Наконец Усуйхан-хотун подрагивающим от сдержанного волнения голосом вынуждена была сказать безжалостные слова, которые никак не хотела, но обязана была, как старшая, донести до всех:
– Мы ничего не можем сделать… Как говорят у нас, слово дано – голова отдана… Во-первых, понятно, что в такое сложное время нельзя отступаться от данного слова. Если хан возьмет обратно данное обещание, кто нам потом будет верить?.. Во-вторых… А во-вторых, просто тяжело…
– И что, мы должны толкнуть девушку на мучения, заранее зная об этом?! – горячилась молодая Хулан. – На что это похоже? Пусть даже ради Ила, за который взрослые мужчины, воины умирают… Но разве правильно жертвовать судьбами своих детей, тем более – ханских? Разве не для того, чтобы они имели счастливый завтрашний день, укрепляется Ил?! Давайте найдем какой-нибудь выход, чтобы не отдавать нашу Алтынай этому слабаку, который позволил жене сесть на голову себе! Давайте скажем ему прямо: мы выяснили, что ты не достоин взять в жену любимую дочь правителя правителей, так что о сватовстве будем говорить потом и совсем на другом уровне. Пусть после этого попробуют обижаться, оскорбляться! И уйгуров надо поставить на место!
– Не надо, деточки, кидаться такими резкими, опасными словами, – сказала Хотун Борте, как-то виновато оглядывая всех. – Мы женщины, мы обязаны стараться любыми способами сглаживать острые углы, которых и без нас хватает у мужчин. Потому что все это потом может вернуться к нам, нашим же детям. Добро – добром, а зло – злом… Никогда ни к чему хорошему вражда не приводила, так что нужно искать добрые слова, найти мудрое решение. Хотя я даже и предположить не могу, где и как их искать. Внуки выросли – выросли и заботы, времени на раздумья не оставляют. Так что не ждите от меня какого-то решающего всё совета. Скажу только свое мнение: нужно спасать наше дитя… И какое ни примем решение, так и быть, я берусь довести его до хана, мне-то не привыкать к его гневу…
Но как пойти против решения и слова отца, великого хана? Выжидающее молчание повисло в сурте, и хотя все они вместе растили-холили и воспитывали Алтынай как родную дочь, но ждали теперь, что скажет мать, родившая ее – Усуй. А она, дородная и невозмутимая, по лицу которой никогда нельзя было догадаться, о чем думает, и на этот раз не торопилась говорить, скорбно поджав губы и опустив глаза…
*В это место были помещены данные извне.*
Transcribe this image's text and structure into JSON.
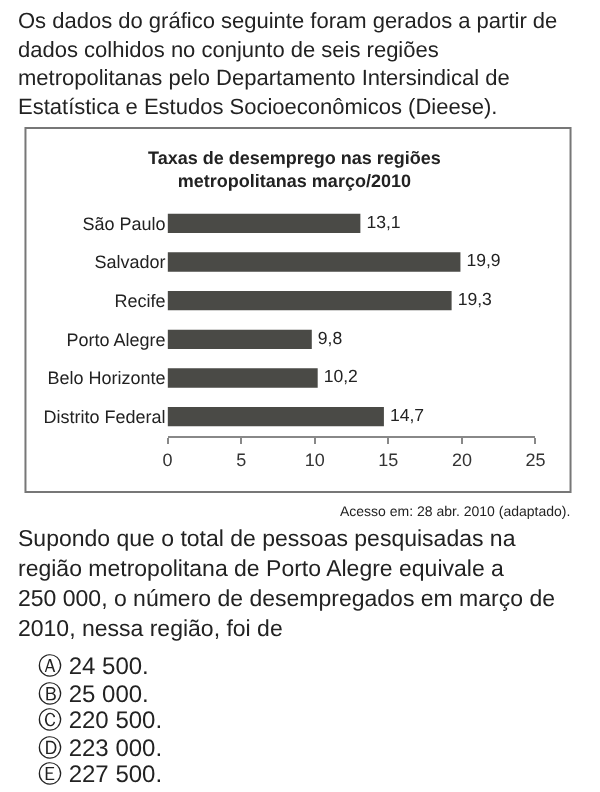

– Каждый на этот свет рождается со своим назначением, с какой-то целью, о которой он и сам не знает… – охрипшим голосом начала, наконец, Усуй-Хотун, и стало видно впервые, может, как трудно даются ей эти слова. – И почти никогда желания человека не совпадают с этим, ему назначенным. Но делать нечего, приходится нам подчиняться ей, судьбе… Мы слабы, а она сильна, да. А когда проходит время, оглядываешься и видишь, что все вроде получилось так, как должно было случиться, все вроде стало на свои места… Алтынай будет нелегко, ох как трудно будет дочке… Но, видно, ей назначено это отцом Небесным – Тэнгри, и против него воля наша бессильна, и не надо нам противиться Ему, Его повелению. Пусть едет дочка исполнять Его волю, а не нашу… А мы подумаем, как облегчить ей жизнь там, устроить, как поддержать…
Женщины подавленно молчали. И что за наказание это людям, вроде бы облеченным властью и силой, но не могущим поступить так, как хочется, как поступил бы без колебаний любой простолюдин, оберегая дитя свое… Да, многое дано им, но и столько ответственности возложено на плечи их, столькими писаными и неписаными законами связаны они, так ограждены со всех сторон жесткими рамками условностей и обычаев, что не пошевелиться порой… Так, наверное, думали они сейчас, не находя выхода, бессильные в высоком положении своем, со всем своим влиянием на дела в великом ханстве. Жестокая сила – власть, и не менее жестока она к правителям, чем к подданным…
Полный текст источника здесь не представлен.